U.S. senators Elizabeth Warren and Ron Wyden are pressing payments processor Fiserv to divulge information about how the company was run by ex-CEO Frank Bisignano, alleging mismanagement.
They’re concerned about possible past missteps by Bisignano, given he’s now leading the Social Security Administration, and last month was also appointed CEO of the Internal Revenue Service. Bisignano, who was also Fiserv’s chairman and president, held the CEO post between July 2020 and May 2025, when he left to join the Trump administration.
“Mr. Bisignano appears to have failed to manage Fiserv effectively, and may have misled investors and the public about the company’s financial status, raising concerns about his ability to serve as a key Social Security and IRS official in the Trump Administration,” the senators said in a Friday press release.
A spokesperson for Fiserv didn’t immediately respond Friday to a request for comment on the senators’ inquiry.
In a letter Thursday to the company’s current CEO, Mike Lyons, the senators asked pointed questions about Fiserv’s recent performance stumble, the reasons leading to its need to “reset” the business this month and potential “misconduct” by employees.
They suggested that Bisignano might be to blame for corporate shortcomings that emerged in the company’s third-quarter earnings report that fell short of expectations last month, contributing to a nearly 70% drop in the company’s stock so far this year. They also noted Bisignano’s divestiture of Fiserv stock in May and July helped him avoid losses of $300 million that might have resulted if he’d still owned the shares when the stock swooned.

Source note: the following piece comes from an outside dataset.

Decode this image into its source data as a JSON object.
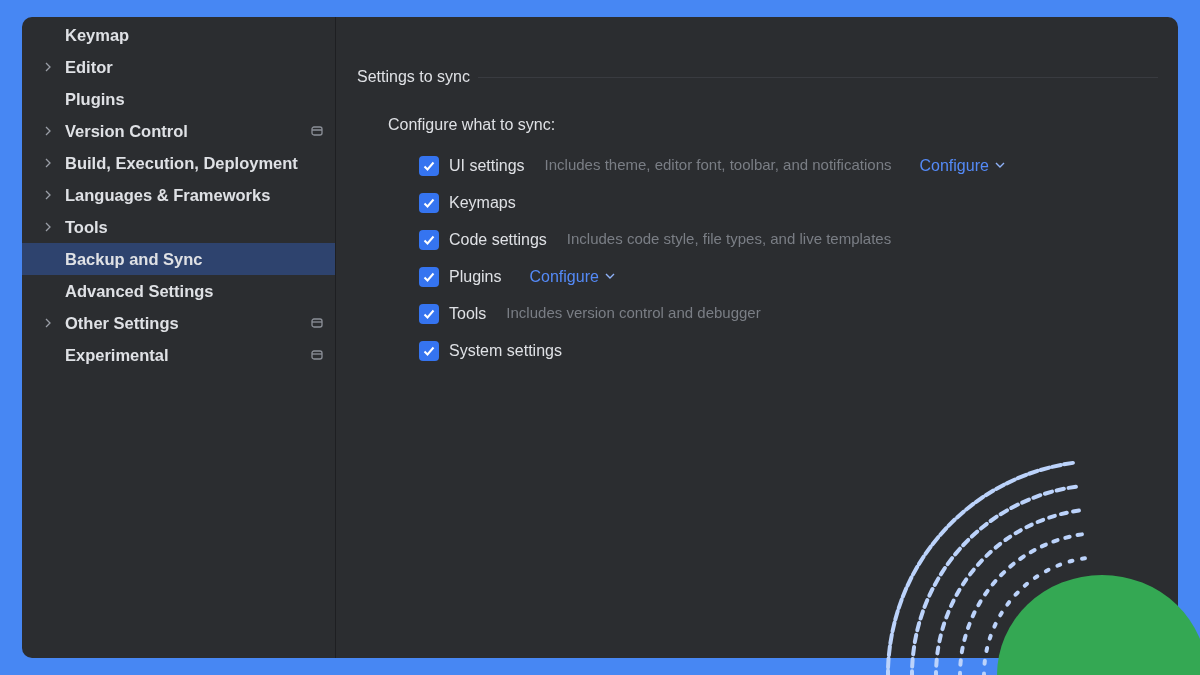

“Since Mr. Bisignano left Fiserv, the company has faced a series of financial setbacks that call Mr. Bisignano’s management into question,” the senators said in the letter. They also noted that “because of Mr. Bisignano’s mismanagement, many Fiserv investors, including retirees and members of the public, lost money.”
The senators cited Fiserv trouble spots outlined in the company’s Oct. 29 earnings report, namely: a shortfall in revenue from operations in Argentina; a flawed forecast for the growth of its other businesses; and a reduction in costs and investments for short-term margins that are now short-circuiting longer-term revenue growth.
During the earnings call Lyons acknowledged the company’s deficiencies and said that the company had undertaken a “rigorous analysis.”
“Our current performance is not where we want it to be nor where our stakeholders expect it to be,” Lyons said in the earnings release. “With the actions being announced today, Fiserv will be better positioned to drive sustainable, high-quality growth and reach our full potential.”
The corporate revelations came as the company announced it was replacing its chief financial officer, naming two new co-presidents and adding three new members to its board in an effort to revamp Fiserv’s business.
“This drastic reversal raises significant questions regarding Mr. Bisignano’s conduct,” the senators wrote to Lyons.
The senators also said they had concerns about Fiserv winning a five-year Treasury Department contract last month at its Money Network Financial subsidiary, along with Fifth Third Bank. Warren is the top Democrat on the Senate Banking Committee and Wyden is the top Democrat on the Senate Finance Committee, but the chamber is controlled by Republicans.
The Treasury contract relates to the federal government’s Direct Express prepaid card program under which some Social Security, Supplemental Security Income and military veterans receive benefits. The senators asked about the timing of the bid and Bisignano’s knowledge of it.
Their questions also included queries about whether Bisignano has signed any non-disclosure agreements with the company that would prevent him from speaking about Fiserv leadership decisions. If so, they asked if Fiserv would waive the agreement so he could answer questions from members of Congress.
In addition to requesting more details about the company’s analysis, the Democrats also asked whether the company was undertaking a review that might reveal whether any employees had engaged in misconduct.